TMD: What were your main literary influences in writing this book? Or anything that may have inspired the tone? Because you had a really distinct writing style that was really sparse, and kind of almost tense.

WW: I read a lot of Amy Henkle because she was my teacher and … Sigrid Nunez who I worked with at BU (Boston University). I was also reading Amy Bender, Joy Williams, Lydia Davis, Hemingway. The style that speaks to me is generally a little bit sparser. Lean. I don’t like a lot of fat — as you can probably tell from this novel — in my prose, so I really cut away at everything until I get the organization that I want. Which means that sometimes the writing happens, the actual product happens with edits.
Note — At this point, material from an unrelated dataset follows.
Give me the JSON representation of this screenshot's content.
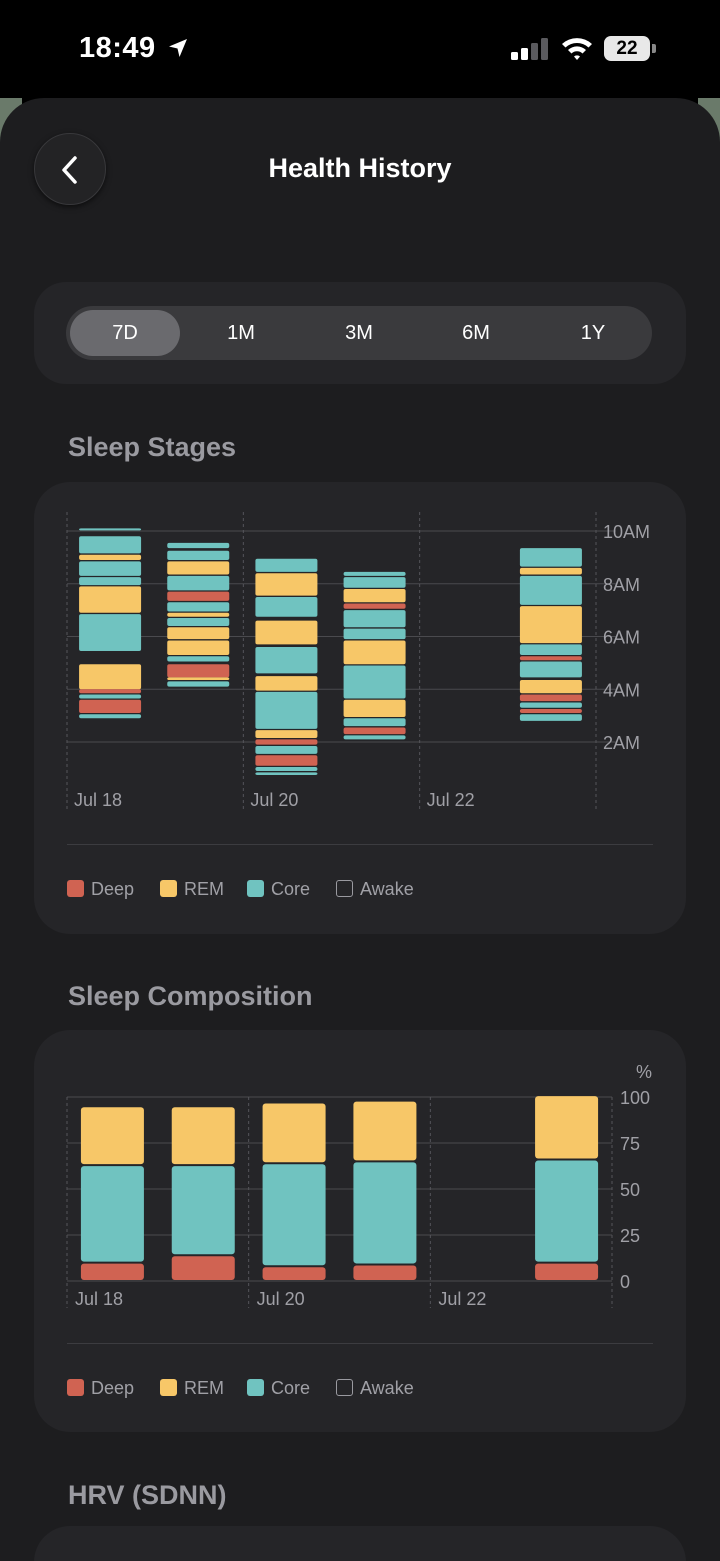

TMD: What’s the main thing you want people to take away from your work?

WW: I guess I like when readers learn something about somebody else. I think in this book it’s a lot of science, but in future works maybe about the character, or just something they didn’t know about. An occupation or a trajectory that’s unfamiliar. I tend to like writing about STEM just because it’s a field I’m interested in. And I guess another thing is voice. I really care a lot about finding a voice that fits the story. I don’t really like writing stories that are just telling the plot, so if a reader can appreciate a more language driven, voice driven story that is still readable but isn’t necessarily like Dan Brown where they’re going on crazy adventures. That would be great for me, and for the reader to appreciate a different kind of storytelling.